Entras a la hora de las vísperas y el sol, acorde con el momento, va decayendo sobre las plantas de los arriates que parece que van cambiando sus colores verdes y rojos por el casi oscuro de las completas, el tiempo del descanso donde mirar a Dios en sueños. Aparte de todos estos pensamientos propios de la trascendencia el convento te ofrece tantos episodios de belleza que la fiesta de los patios ha incorporado a su doméstica esencia ese espacio íntimo donde el ser humano quiere encontrar los porqués de su existencia. Por eso las flores en este patio del convento de Santa Marta se han convertido en una especie de explicación del mundo protagonizada por la belleza, los colores y los olores. Dejamos quizá el sitio con más historia íntima de Córdoba y entramos en Pedro Fernández, 6 --Premio del Botánico a la planta singular--, donde el libro de Paco Solano Márquez (mi director en aquel auténtico periódico La Voz de Córdoba de comienzos de la democracia), Córdoba es patio, luce con el todavía esplendor del papel, en ese deseado concierto de flores y letras que los catalanes suelen convocar todos los 23 de abril.

Vamos buscando el patio de la en su día concejala del PSA en los gobiernos de Julio Anguita 1979-1983, 1983-1987, Cristina Bendala, porque además de atracción y belleza, en esta Plaza de las Tazas estaba el local de una asociación flamenca donde estuve tomando unas copas con el entonces director del diario CÓRDOBA, Manuel Gómez Cardeña, la noche en que nació mi hija, en 1986, poco antes de tomar la dirección Antonio Ramos Espejo, creo que el día después a haber celebrado en las afueras de Reina Sofía el nacimiento con Paco Luis Córdoba, también director del Diario CÓRDOBA en su día. Te das cuenta al final que parte de la vida es una feliz celebración de acontecimientos familiares, de amigos y también profesionales.

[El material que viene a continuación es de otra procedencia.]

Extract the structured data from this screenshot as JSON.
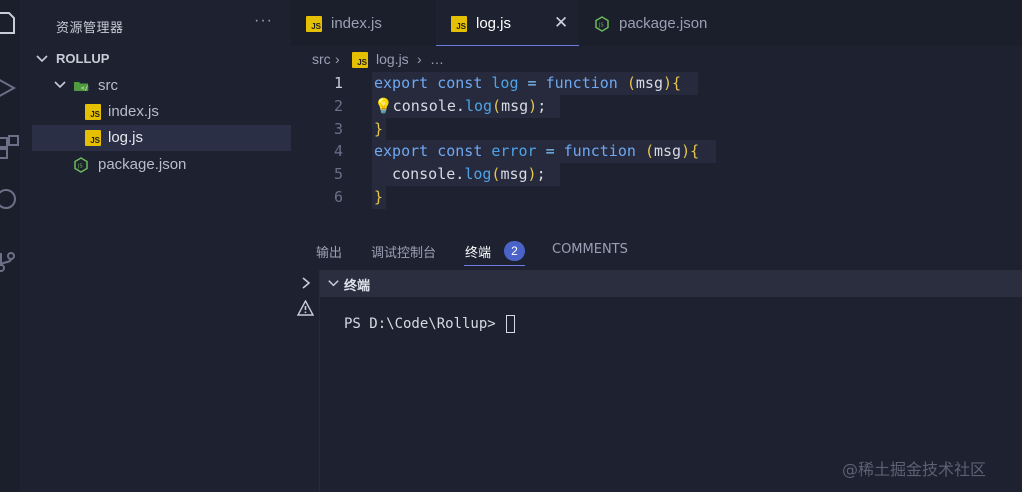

Este año no hemos podido subir a la terraza del patio Plaza de las Tazas, 11, desde donde se veía Córdoba en sus alturas, porque estaba cerrado. Lo suplimos con la imaginación, uno de los componentes esenciales del ser humano. La que le ponemos, desde el Realejo, a la calle Encarnación Agustina, que siempre nos ha atraído por ser la primera sede de la Veterinaria, en cuyo colegio oficial recibió mi amigo Rafael de la Haba el premio periodístico Tarik de Imperio el pasado martes. En la plaza del convento de Regina, donde al parecer el Ayuntamiento quiere hacer un Orive 2, nos paramos a leer la placa que firman en marzo de 2012 la Asociación Andaluza de Historia de la Veterinaria y el Consejo Social de la Universidad de Córdoba con motivo de la celebración del Año Mundial Veterinario: “En el año de 1847 se estableció en este lugar, antiguo Convento de la Encarnación Agustina, la escuela de Veterinaria de Córdoba, primera institución que alcanzara el rango académico universitario en nuestra ciudad”. Nos vamos para Isabel II, 1, un patio que ha inspirado a pintores, cuya calle desemboca en Alfonso XII por la plazuela de San Eloy al haber cortado ya para la historia una “casa de paso” que desembocaba en ese espacio –el cine Andalucía, cuyas carteleras impactaron mi primera juventud-- y que sus vecinos te ofrecían con gusto. El nuevo Círculo Cultural Juan XXIII, cerca de la plaza del Vizconde de Miranda, y el patio de La Palma 3, con su buganvilla, despide esta ruta de patios entre el cielo y la tierra, que empezó conectando el sabor de una cerveza con la religiosidad de un convento.